Только бы в пролёт не прыгнул. Он же ничего перед собой не видит.
Александр знал, что по-немецки это слово означает «счастье», и к галлюцинациям отношения не имеет. Но человек явно ловил виртуальных покемонов в своей собственной дополненной реальности. Младший читал про подобные миры и терпеть не мог тех, кто отравляет свой мозг.
Поднимаемся выше.
Выбирая, куда поставить ногу, потому что на ступеньках что только ни валялось, он вспомнил про древнеримские «небоскребы» – инсулы, где не было канализации и содержимое ночных горшков выливали из окон.
Здесь тоже с каждым этажом становилось темнее и грязнее.
На следующей площадке тёмные фигуры в капюшонах что-то разогревали прямо на подоконнике, едкий запах дыма не давал определить, еда это или что-то иное.
Лестница казалась бесконечной. Он был рад, что больше никого не встретил. Не хотелось ему на захламленной лестнице столкнуться с кем-то нос к носу. Не из страха, но из-за какого-то чувства отторжения.
Главное, чтобы в комнате было тепло. Коридоры со стенами, зашитыми разрисованным надписями пластиком, были холодными, гуляли сквозняки.
Наконец, Саша оказался перед дверью своего номера.

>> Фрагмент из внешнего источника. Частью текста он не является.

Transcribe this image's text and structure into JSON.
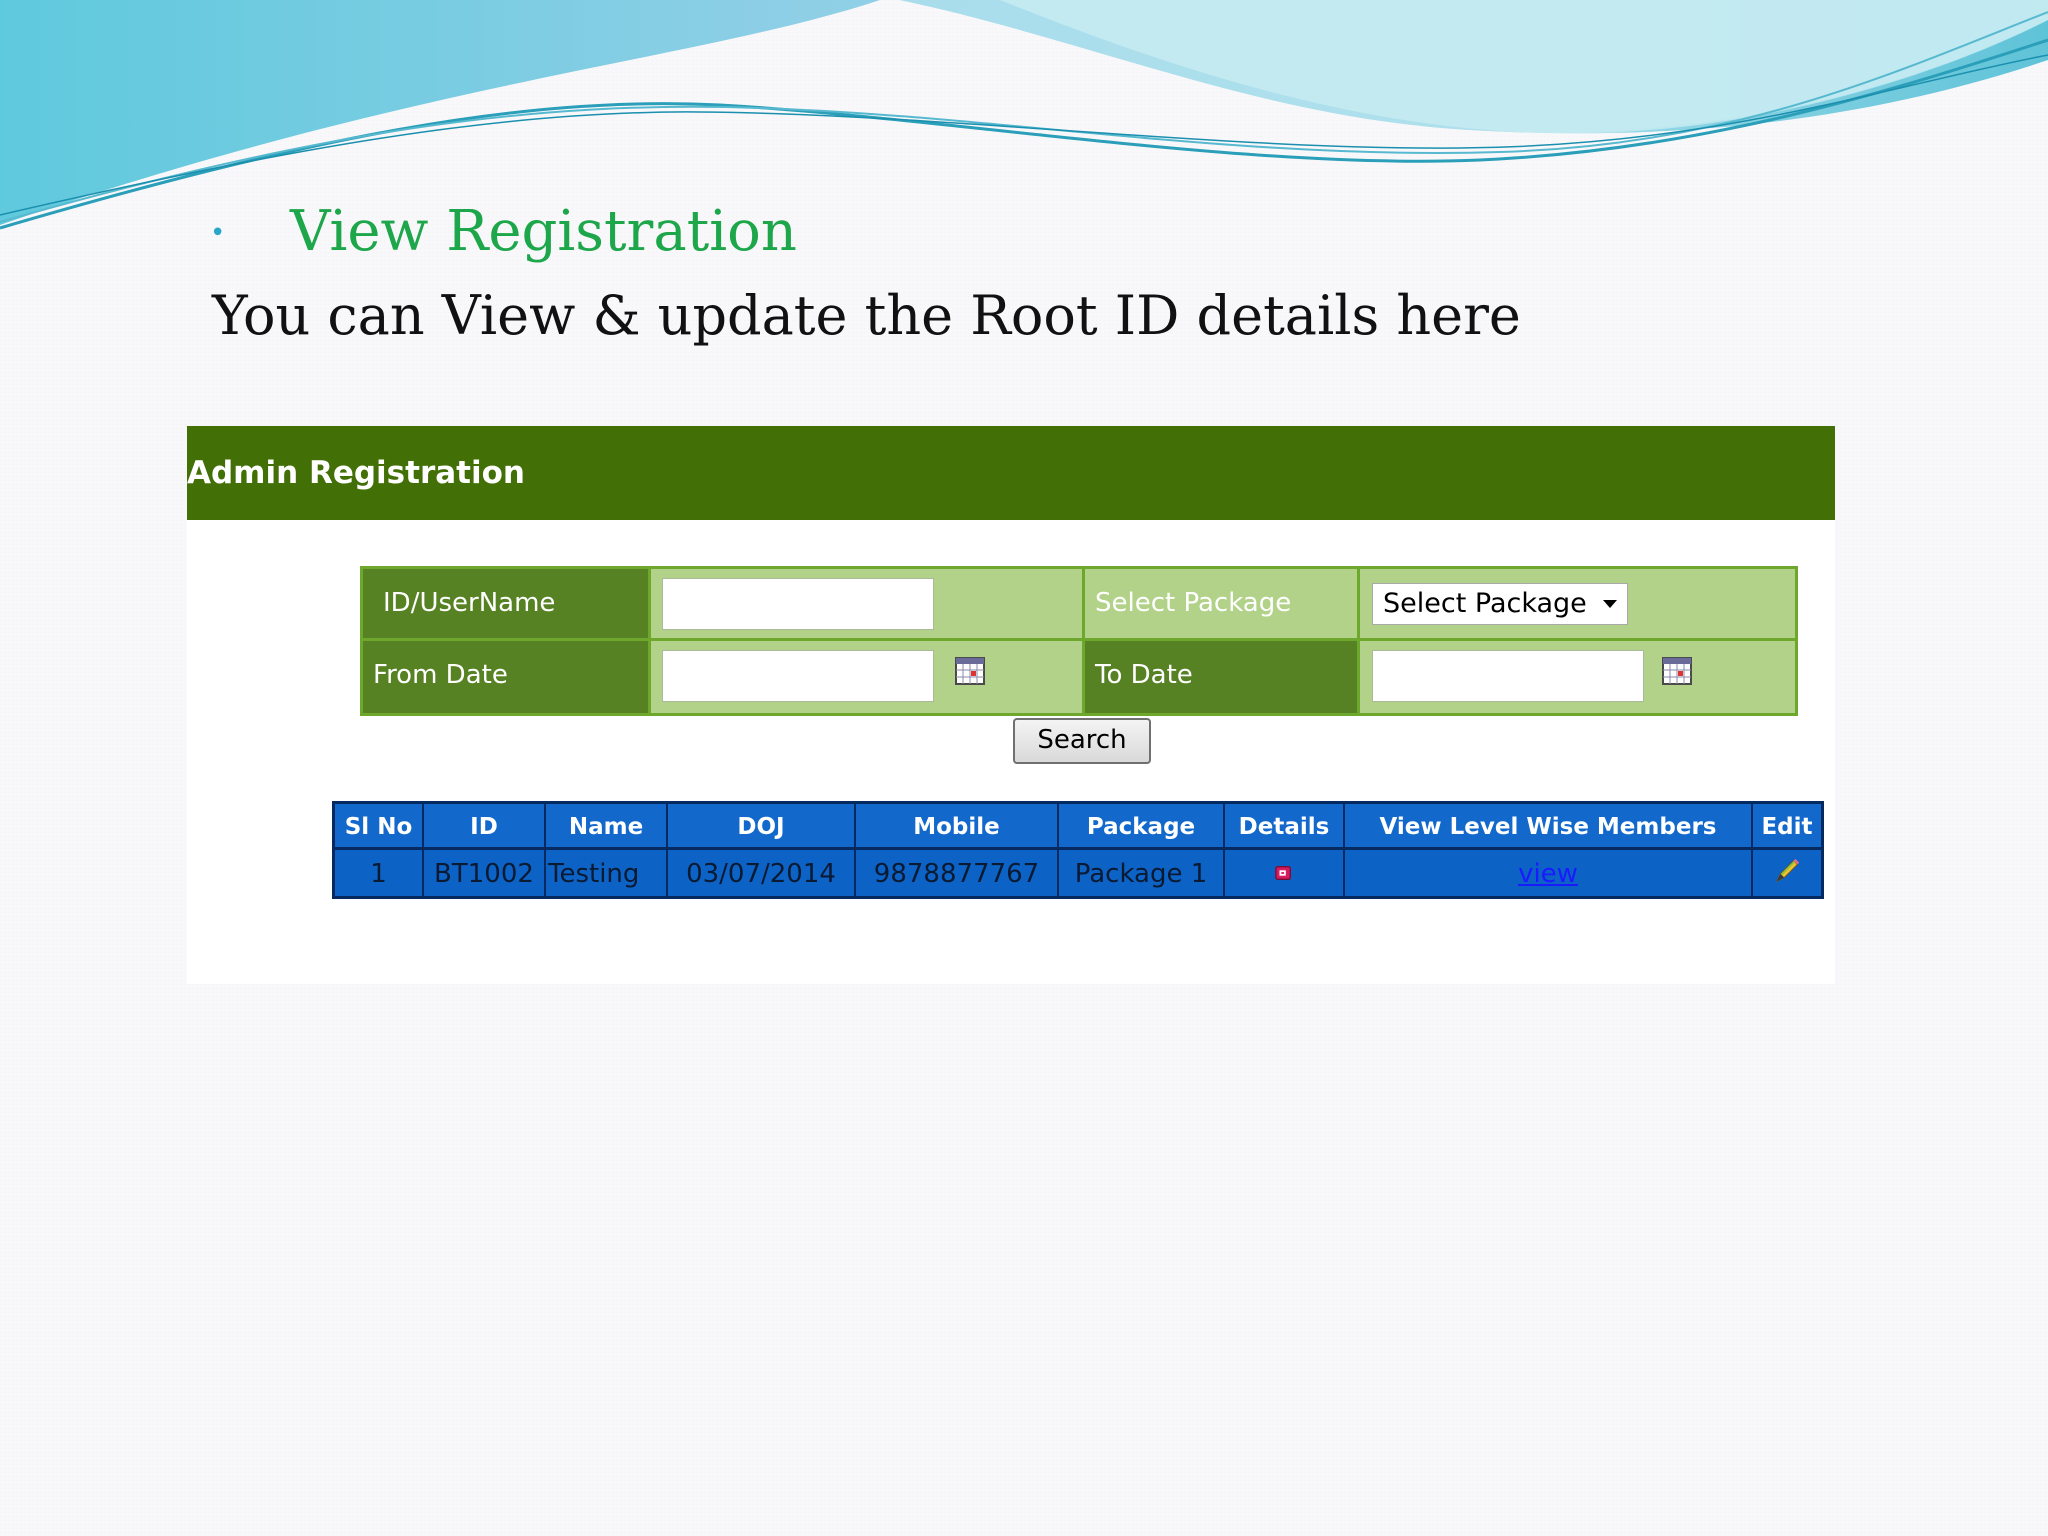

Войдя, огляделся и вздохнул. Хотя, чего он ожидал за такую цену? Комната скорее напоминала пенал. Очевидно, когда-то она была больше, но её разделили перегородками. Раскинув руки, парень легко мог коснуться одновременно левой, за которой было тихо, и правой, откуда доносился игривый шёпот.
Узкая девичья кровать с засаленным матрасом, постельного белья нет, одеяло похоже на тряпку (хорошо, что есть своё походное). От стандартного когда-то окна ему досталась половина. Надо же было так искусно поставить перегородку… За отопление в его номере отвечал огрызок радиатора, жалкие три секции, расположенные под его частью подоконника. Зато под потолком висел кондиционер, явно неработающий, с затянутой паутиной решёткой. Скорее всего, кому-то просто лень тратиться на демонтаж и вынос тяжёлого ящика.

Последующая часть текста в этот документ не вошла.